Po pierwsze, posługiwanie się przykładem Związku Sowieckiego jako paraleli do możliwego podobnego rozpadu USA jest wyrazem pewnej naiwności w postrzeganiu wydarzeń światowych, gdyż ZSSR był zarówno ofiarą polityki amerykańskiej, jak i jego przywódcy (głównie Gorbaczow) stali się świadomym elementem rozkładu tego państwa przyjmując wizję Nowego Światowego Porządku. A NWO jest strategicznym celem masonerii światowej, której główni decydenci bazują dziś w USA. Warto przypomnieć, że ten sam, który ufundował rozpad ZSSR pod dyktando masońskie, stał się jednym z największych orędowników NWO, m.in. zakładając w San Francisco Gorbachev Foundation. (Nb. ulokowanej w byłej bazie wojskowej w Presidio.) Sam Gorbaczow wielokrotnie używał określenia „Nowy Porządek Światowy”, do którego według niego w 1990 roku dołączył ZSSR, a później Rosja. Dopiero Putin przerwał ten proces, stąd ma taką złą prasę „w wolnych mediach zachodnich”.

Po drugie, wyświechtany argument ekonomiczny, jakoby to on przeważył o rozpadzie Sojuza, ma się nijak do rzeczywistości. Całkiem sporo państw funkcjonuje przy ubogości swoich obywateli, a potęga jaką był ZSSR pozwalała na wiele lat egzystencji i budowy potencjalu militarnego. ZSSR wcale nie musiał rezygnować z autorytarnego systemu komunistycznego by rozwijać gospodarkę, wystarczyło dla potrzeb Imperium Sowieckiego ją nieco skorygować – przykład dzisiejszych Chin pokazuje dobitnie, że jest to możliwe.

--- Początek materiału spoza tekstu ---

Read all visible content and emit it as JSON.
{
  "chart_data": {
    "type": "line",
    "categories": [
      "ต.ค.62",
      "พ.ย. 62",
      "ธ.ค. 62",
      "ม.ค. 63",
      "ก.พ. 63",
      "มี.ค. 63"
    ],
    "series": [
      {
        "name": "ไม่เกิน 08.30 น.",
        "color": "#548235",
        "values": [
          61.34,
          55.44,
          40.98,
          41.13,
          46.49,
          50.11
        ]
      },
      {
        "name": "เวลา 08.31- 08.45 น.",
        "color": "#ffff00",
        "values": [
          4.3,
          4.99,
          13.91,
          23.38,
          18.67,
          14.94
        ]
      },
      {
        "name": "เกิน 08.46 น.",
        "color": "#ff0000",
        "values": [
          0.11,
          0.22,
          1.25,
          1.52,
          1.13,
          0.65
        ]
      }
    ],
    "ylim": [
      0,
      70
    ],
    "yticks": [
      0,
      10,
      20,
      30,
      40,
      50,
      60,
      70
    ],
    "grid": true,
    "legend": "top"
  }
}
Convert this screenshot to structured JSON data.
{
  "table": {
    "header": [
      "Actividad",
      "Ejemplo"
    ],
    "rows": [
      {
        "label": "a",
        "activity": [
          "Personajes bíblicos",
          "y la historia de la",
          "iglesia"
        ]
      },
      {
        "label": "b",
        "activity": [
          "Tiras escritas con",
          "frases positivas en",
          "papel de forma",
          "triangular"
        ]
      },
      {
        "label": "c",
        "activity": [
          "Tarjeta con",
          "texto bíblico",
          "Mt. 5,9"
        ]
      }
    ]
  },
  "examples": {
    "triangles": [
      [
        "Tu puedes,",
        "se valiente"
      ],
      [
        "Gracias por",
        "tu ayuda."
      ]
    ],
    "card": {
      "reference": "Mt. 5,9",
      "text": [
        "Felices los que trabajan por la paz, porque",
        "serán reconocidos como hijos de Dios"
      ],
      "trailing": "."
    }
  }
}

Po trzecie, w tej analizie brak jest zasadniczego punktu bolączki Stanów Zjednoczonych: centralnego prywatnego banku, od którego rząd USA pożycza (tak! pożycza!) pieniądze. Proszę sobie wyobrazić ten nonsens: rząd amerykański pożycza na procent pieniądze od instytucji prywatnej zwącej się Federal Reserve System, która jest zarządzana przez przedstawicieli banków prywatnych. Pieniądze są kreowane z niczego przez instytucję prywatną, nad którą na dodatek nie ma żadnej kontroli. Oto bolączka Ameryki! Aby uzdrowić gospodarkę amerykańską potrzebna jest całkowita likwidacja Feds i reorganizacja systemu bankowego. Likwidacja tego raka Ameryki pozwoliłaby na szybką rekonwalescencję i właściwy rozwój społeczeństwa. Ale… czy komukolwiek chodzi o uzdrowienie Ameryki? Skądże! Osobom sterującym tym organizmem (a nie chodzi tu raczej o przedstawicieli oficjalnego rządu), wcale nie pragną poprawy kondycji USA, lecz pragną dalszych zysków oraz kontroli nad ludźmi. Będą mieli to wszystko, pod warunkiem dechrystianizacji stosunków społecznych i dalszego ogłupiania mas. A o to wcale nie tak trudno mając w swych rękach media i rozporządzając udoskonalającym się aparatem inwigilacji i przemocy. USA przetrwa jeszcze długie lata, a jego rozpad nie skończy się tak łagodnie jak ZSSR, lecz wpierw tyranią a potem światowym kataklizmem.